Dirigida por Kenji Nakamura y estrenada en 2024 con el título original Gekijôban Mononoke: Karakasa, esta nueva entrega del universo de Mononoke retoma la figura del misterioso Vendedor de Medicinas, interpretado en voz por Hiroshi Kamiya, para enfrentar un caso marcado por apariciones, dolor reprimido y un espíritu que busca liberarse bajo la lluvia. La película combina terror sobrenatural, estética artística y simbolismo emocional, expandiendo la esencia del anime original con un relato más íntimo y profundamente humano.
La historia se sitúa en un entorno rural marcado por un clima melancólico: aldeas humildes, caminos embarrados y casas de madera donde la lluvia golpea como un lamento constante. La ambientación aprovecha los contrastes entre la naturaleza frenética y los espacios cerrados para transmitir tensión y vulnerabilidad. Cada rincón parece cargado de memoria, y la lluvia —presente casi todo el tiempo— actúa como un velo que distorsiona lo real, uniendo el mundo humano con el espiritual. Este ambiente acuoso y poético envuelve al espectador en un clima de inquietud y contemplación.
Como en las obras anteriores, el Vendedor de Medicinas es un observador distante pero esencial. Su presencia es serena, imperturbable, casi etérea. No lucha con armas convencionales, sino con el conocimiento profundo del kotowari, el principio detrás de la existencia del Mononoke. Aquí, su desafío implica descubrir el origen del espíritu karakasa —un yokai nacido del resentimiento— y desentrañar las emociones humanas que lo sostienen. Su rol es un puente entre mundos: analiza, escucha y confronta verdades que los propios afectados se niegan a enfrentar.

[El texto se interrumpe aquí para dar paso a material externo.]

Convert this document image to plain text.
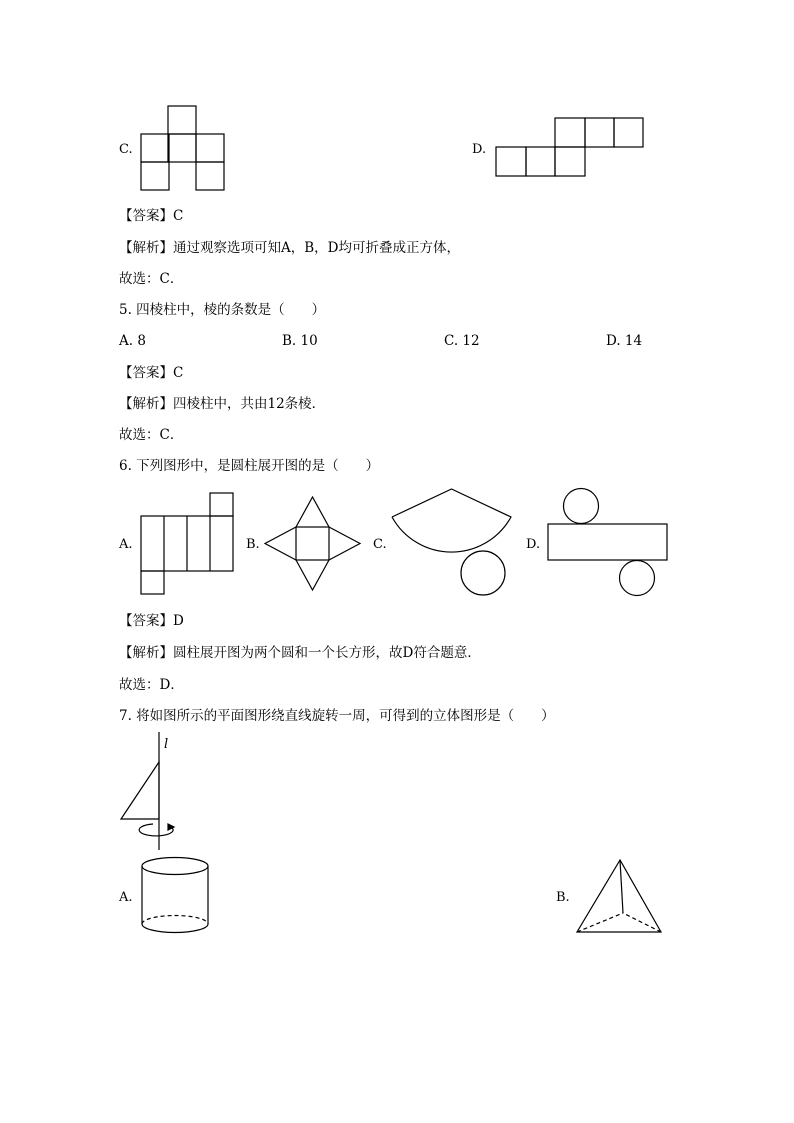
C.	D.
【答案】C
【解析】通过观察选项可知A，B，D均可折叠成正方体，
故选：C．
5. 四棱柱中，棱的条数是（　　）
A. 8	B. 10	C. 12	D. 14
【答案】C
【解析】四棱柱中，共由12条棱．
故选：C．
6. 下列图形中，是圆柱展开图的是（　　）
A.	B.	C.	D.
【答案】D
【解析】圆柱展开图为两个圆和一个长方形，故D符合题意．
故选：D．
7. 将如图所示的平面图形绕直线旋转一周，可得到的立体图形是（　　）
l
A.	B.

El corazón del conflicto se encuentra en un objeto cotidiano abandonado y cargado de nostalgia: un paraguas que, tras años de maltrato y olvido, adquiere vida espiritual convertida en un karakasa. Esta entidad no solo aterroriza: reclama una historia no contada, una pérdida que pide reconocimiento. La película revela progresivamente la conexión entre el objeto y una familia marcada por la tristeza, la ausencia y secretos nunca pronunciados. La tensión no proviene solo del yokai, sino de las emociones humanas que lo alimentan y lo mantienen atado al mundo terrenal.
Kenji Nakamura conserva el sello estético de la franquicia: composiciones inspiradas en grabados tradicionales, colores saturados, líneas fluidas y una mezcla de surrealismo con poesía visual. Las escenas de posesiones, distorsiones y revelaciones se combinan con momentos de calma contemplativa, creando un contraste que hace del miedo algo tan hermoso como perturbador. La animación juega con cambios abruptos de perspectiva, simbolismos y figuras deformes que representan estados emocionales, reforzando la idea de que el horror es tanto interno como externo.
El desenlace revela el origen emocional del karakasa y permite al espíritu encontrar descanso. A través de la intervención del Vendedor de Medicinas, la familia implicada confronta sus culpas, su dolor y los recuerdos que la lluvia había intentado esconder. La película cierra con una mezcla de serenidad, melancolía y catarsis, recordando que incluso los espíritus nacen de sentimientos humanos que necesitan ser comprendidos. Mononoke: El fantasma bajo la lluvia deja al espectador con una reflexión íntima: a veces, aquello que nos persigue solo busca ser escuchado.